Putin’s ex-minister gets eight years over $2 mn bribe
A Russian court on Friday sentenced former economy minister Alexei Ulyukayev to eight years in a penal colony for taking a $2-million bribe from an ally of President Vladimir Putin.
Ulyukayev is the highest-ranking official arrested in Putin’s 17 years in power.
The Moscow court ruled he must also pay a fine of 130 million roubles ($2.2 million) for taking for taking the bribe from Igor Sechin, head of the state oil giant Rosneft, in a sting operation.
Judge Larisa Semyonova said the eight years would be served in a “harsh regime” colony in a sentence which was slightly below the 10 years demanded by prosecutors.
Ulyukayev said the sentence was “unjust” and vowed to appeal.
Before the ruling he made an effort to appear upbeat with reporters, saying he was expecting a fair hearing and gesturing only to a briefcase of documents when asked if he had brought any belongings with him.
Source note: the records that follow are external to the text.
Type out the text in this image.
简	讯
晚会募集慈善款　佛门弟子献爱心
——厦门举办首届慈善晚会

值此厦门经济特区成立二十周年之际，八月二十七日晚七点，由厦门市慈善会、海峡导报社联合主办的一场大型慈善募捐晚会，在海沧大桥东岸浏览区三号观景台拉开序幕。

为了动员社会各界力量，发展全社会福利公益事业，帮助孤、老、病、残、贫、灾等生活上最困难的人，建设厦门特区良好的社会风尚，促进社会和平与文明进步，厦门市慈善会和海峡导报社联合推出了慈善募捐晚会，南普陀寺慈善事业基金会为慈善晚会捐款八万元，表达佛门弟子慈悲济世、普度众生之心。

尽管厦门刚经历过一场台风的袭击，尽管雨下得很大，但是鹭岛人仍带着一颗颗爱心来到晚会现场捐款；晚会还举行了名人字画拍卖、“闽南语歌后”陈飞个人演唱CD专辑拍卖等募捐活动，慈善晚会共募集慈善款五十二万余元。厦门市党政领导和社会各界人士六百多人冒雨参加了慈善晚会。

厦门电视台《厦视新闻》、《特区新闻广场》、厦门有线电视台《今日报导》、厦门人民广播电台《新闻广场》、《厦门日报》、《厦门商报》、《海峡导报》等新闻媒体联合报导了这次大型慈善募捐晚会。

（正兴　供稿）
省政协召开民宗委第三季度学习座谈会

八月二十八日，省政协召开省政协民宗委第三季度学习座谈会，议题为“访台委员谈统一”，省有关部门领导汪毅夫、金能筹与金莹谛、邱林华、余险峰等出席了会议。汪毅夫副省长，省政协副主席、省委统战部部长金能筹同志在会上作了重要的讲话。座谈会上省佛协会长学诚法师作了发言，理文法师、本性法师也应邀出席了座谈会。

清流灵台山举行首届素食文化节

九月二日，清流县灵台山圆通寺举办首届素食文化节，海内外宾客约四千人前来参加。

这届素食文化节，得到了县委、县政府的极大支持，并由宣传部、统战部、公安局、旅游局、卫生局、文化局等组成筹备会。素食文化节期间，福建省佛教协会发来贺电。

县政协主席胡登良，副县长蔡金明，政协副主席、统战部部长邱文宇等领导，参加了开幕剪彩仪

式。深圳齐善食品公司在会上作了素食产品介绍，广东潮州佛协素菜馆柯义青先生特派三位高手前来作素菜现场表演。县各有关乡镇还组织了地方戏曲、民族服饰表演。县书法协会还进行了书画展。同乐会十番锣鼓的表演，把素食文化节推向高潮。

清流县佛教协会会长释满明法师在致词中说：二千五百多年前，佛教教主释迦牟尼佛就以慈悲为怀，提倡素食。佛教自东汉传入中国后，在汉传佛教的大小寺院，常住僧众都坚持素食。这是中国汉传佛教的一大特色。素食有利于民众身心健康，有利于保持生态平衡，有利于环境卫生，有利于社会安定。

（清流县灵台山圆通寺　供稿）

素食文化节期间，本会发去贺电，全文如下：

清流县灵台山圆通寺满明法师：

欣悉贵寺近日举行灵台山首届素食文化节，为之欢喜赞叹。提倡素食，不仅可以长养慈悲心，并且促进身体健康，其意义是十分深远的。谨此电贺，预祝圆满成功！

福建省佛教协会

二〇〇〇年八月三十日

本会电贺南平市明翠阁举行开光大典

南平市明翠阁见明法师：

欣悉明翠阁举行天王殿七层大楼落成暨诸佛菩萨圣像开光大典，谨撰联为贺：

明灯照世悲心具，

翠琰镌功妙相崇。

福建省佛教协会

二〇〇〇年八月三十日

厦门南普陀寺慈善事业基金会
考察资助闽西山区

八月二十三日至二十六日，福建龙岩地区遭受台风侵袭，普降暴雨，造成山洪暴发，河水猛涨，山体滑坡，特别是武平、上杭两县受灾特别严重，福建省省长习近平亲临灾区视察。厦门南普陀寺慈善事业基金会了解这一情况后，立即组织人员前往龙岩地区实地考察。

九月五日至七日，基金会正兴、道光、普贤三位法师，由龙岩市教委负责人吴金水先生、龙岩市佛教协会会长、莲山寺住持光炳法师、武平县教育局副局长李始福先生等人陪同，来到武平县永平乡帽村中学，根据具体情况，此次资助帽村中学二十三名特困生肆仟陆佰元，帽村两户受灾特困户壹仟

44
Earlier he said a long sentence in a harsh-regime colony, most of which are in remote locations and offer prisoners little contact with families, would effectively be a death sentence.
Ulyukayev, who became economic development minister in 2013, was arrested at Rosneft’s headquarters last year after being handed a bag containing $2 million by Sechin, who had asked security forces to set up a sting.
Sechin told investigators that Ulyukayev had demanded the bribe in return for backing a controversial deal in which Rosneft acquired a stake in Bashneft, another state-run oil group.
Ulyukayev had originally opposed the sale of the stake to Rosneft but later endorsed it after Putin said it would help fill state coffers.
Ulyukayev denied the charge, saying that he believed the bag contained expensive wines that Sechin had promised him to celebrate the deal.
The prosecution did not provide any proof that Ulyukayev opened the bag of marked notes and therefore knew he was receiving a bribe.
Sechin has failed to attend court hearings despite being summoned as a witness.
Ulyukayev has lost a striking amount of weight while under house arrest and has calmly read books by Chekhov and Kafka, as well as Plato’s Apology of Socrates, during the trial.
In his closing speech last week, he asked forgiveness from Russians for ignoring the injustices of the country’s political system while in power and focusing on building his network and advancing his career.
“When everything is good, you shamefully turn away from people’s grief. Forgive me for that, people,” Ulyukayev told the court, wiping his forehead with a handkerchief.